Amber Gold: KRS zbada sprawę sędzi po publikacji "Newsweeka"
Krajowa Rada Sądownictwa zajęła się sprawą sędzi z procesu Amber Gold. O sędzi Lidii Jedynak napisał kilka dni temu „Newsweek”, ponieważ sędzia pozowała do zdjęcia z trójmiejskim deweloperem mającym kontakty ze świadkiem w procesie Amber Gold.
Według tygodnika, sędzia utrzymuje kontakty towarzyskie z mężczyzną od co najmniej 12 lat, a w tym czasie został on skazany m.in. za działalność w zorganizowanej grupie przestępczej. Ma on też prowadzić interesy z jednym ze świadków w procesie prowadzonym przez sędzię Lidię Jedynak.
Sędzia po publikacji artykułu tłumaczyła, że nie znała przeszłości mężczyzny, z którym bawiła się w jednym z trójmiejskich lokali. Całą sprawę zbada komisja etyki przy Krajowej Radzie Sądownictwa, która zaniepokoiła się doniesieniami tygodnika. Na podstawie dokumentów i wyjaśnień KRS oceni, czy zachowanie sędzi było dopuszczalne. W rozmowie z TVPrzecznik Sądu Okręgowe w Gdańsku podkreślił, że proces toczy się sprawnie, a zarzuty nie dotyczą pracy zawodowej sędzi.
Afera Amber Gold
Amber Gold to firma założona przez Marcina P. w 2009 roku, która miała inwestować pieniądze swoich klientów w złoto i oferować im oprocentowanie inwestycji przekraczające nawet 10 proc. w skali roku. Firma ogłosiła upadłość likwidacyjną w sierpniu 2012 roku, nie wypłacając swoim klientom zainwestowanych pieniędzy wraz z odsetkami.
Spółka działała na zasadzie piramidy finansowej. Jej wypłacalność była uzależniona od przypływu kolejnych klientów. Taki system sprzedaży jest w Polsce zakazany i grozi karą nawet 8-letniego więzienia. W ten sposób zostało oszukanych ponad 18 tys. osób na łączną kwotę 851 mln zł.
Prokuratura przedstawiła prezesowi Amber Gold, Marcinowi P., 25 zarzutów, m.in. oszustwa znacznej wartości. Grozi za to do 15 lat więzienia.

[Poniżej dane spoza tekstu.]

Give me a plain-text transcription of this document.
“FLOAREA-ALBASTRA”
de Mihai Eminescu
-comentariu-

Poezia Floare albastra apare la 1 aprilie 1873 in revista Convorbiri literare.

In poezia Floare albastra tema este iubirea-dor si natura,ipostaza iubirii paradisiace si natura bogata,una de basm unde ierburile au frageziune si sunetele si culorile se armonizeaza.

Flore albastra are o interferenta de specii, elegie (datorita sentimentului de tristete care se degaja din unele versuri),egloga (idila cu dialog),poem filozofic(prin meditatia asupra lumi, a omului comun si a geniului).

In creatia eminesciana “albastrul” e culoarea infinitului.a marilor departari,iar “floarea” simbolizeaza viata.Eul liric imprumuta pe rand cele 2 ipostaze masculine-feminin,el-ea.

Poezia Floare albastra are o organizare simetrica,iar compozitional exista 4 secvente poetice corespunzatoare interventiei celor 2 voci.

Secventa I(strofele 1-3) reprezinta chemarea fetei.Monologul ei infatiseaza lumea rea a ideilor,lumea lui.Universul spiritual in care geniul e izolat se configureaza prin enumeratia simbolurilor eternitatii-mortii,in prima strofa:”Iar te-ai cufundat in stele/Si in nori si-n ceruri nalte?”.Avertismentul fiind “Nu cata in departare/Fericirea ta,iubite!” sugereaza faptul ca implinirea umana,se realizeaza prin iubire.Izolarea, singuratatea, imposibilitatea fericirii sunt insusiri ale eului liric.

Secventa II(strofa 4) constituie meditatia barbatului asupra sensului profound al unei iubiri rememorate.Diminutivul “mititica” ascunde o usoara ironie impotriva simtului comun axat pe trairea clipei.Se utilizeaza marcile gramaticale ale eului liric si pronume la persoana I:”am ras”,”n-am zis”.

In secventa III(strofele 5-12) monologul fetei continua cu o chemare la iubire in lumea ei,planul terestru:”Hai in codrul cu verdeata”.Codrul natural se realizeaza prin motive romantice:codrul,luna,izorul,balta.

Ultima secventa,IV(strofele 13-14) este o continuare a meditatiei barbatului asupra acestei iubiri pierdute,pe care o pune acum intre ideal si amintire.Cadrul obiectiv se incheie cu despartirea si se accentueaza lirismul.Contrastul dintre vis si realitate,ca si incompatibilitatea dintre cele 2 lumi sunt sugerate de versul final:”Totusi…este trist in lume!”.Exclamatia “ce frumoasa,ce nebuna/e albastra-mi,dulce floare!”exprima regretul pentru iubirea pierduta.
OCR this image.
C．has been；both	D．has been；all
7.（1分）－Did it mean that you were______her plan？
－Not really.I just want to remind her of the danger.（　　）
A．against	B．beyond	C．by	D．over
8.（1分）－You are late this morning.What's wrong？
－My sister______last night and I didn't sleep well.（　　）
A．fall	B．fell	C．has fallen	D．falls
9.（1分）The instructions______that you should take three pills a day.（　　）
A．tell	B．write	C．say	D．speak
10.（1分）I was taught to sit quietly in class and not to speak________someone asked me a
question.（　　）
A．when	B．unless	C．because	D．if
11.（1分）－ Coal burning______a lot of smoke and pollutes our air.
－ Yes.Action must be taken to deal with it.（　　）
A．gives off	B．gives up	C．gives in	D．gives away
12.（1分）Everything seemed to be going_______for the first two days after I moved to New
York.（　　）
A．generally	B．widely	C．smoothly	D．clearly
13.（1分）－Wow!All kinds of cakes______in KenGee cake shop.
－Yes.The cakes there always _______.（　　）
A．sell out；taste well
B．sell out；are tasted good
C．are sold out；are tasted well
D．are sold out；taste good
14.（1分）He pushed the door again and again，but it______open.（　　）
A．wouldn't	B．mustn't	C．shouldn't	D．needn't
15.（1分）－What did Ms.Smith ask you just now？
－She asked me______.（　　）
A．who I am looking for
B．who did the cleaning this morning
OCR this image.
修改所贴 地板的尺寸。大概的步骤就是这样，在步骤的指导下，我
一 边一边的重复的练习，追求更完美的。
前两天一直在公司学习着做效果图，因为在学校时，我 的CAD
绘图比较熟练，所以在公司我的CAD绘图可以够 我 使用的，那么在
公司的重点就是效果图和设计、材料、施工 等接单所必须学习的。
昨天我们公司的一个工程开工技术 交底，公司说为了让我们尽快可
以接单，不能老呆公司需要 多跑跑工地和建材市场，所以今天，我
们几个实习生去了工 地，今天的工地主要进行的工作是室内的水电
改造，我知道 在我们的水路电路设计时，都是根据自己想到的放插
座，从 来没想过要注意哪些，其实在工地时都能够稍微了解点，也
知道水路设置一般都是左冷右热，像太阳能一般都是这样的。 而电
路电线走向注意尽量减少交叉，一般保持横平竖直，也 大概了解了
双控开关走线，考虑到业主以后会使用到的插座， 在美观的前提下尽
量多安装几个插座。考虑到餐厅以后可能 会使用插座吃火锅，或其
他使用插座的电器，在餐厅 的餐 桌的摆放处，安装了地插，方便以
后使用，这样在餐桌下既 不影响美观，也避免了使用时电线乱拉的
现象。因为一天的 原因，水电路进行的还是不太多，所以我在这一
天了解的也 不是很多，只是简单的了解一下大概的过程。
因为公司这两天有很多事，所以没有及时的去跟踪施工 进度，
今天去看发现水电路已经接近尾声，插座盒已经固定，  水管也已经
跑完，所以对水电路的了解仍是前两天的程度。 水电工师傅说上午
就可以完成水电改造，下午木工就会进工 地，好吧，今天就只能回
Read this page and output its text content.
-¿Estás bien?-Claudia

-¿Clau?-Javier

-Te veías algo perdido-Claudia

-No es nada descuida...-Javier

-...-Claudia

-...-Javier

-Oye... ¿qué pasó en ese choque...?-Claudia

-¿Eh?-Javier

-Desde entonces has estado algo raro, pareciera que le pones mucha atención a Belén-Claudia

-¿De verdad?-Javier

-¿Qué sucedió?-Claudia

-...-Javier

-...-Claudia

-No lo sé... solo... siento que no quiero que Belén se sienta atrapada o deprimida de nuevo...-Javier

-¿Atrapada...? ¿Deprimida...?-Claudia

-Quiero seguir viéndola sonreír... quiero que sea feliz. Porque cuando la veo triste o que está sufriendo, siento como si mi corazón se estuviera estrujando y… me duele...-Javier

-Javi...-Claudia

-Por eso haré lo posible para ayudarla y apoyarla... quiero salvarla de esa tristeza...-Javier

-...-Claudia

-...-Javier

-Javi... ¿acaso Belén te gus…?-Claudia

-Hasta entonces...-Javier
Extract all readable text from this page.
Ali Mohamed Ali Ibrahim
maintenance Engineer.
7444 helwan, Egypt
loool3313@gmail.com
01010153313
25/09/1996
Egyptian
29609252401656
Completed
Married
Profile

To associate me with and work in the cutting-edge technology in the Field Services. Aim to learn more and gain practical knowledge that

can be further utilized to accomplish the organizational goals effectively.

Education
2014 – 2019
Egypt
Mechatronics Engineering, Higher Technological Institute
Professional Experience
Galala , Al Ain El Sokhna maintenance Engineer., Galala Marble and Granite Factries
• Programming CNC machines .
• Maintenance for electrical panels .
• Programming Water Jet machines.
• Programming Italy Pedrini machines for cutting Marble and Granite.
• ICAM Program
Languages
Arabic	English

Marcin P. został aresztowany, ma status więźnia "szczególnie chronionego".
Również jego żona, Katarzyna P., trafiła do aresztu z 17 zarzutami, bo według prokuratury działała w porozumieniu z mężem. Śledczy ustalili, że kobieta uczestniczyła w podejmowaniu decyzji i realizowała zadania związane z funkcjonowaniem spółki.
Po kilku latach śledztwa proces w sprawie Amber Gold rozpoczął się przed gdańskim sądem w marcu br.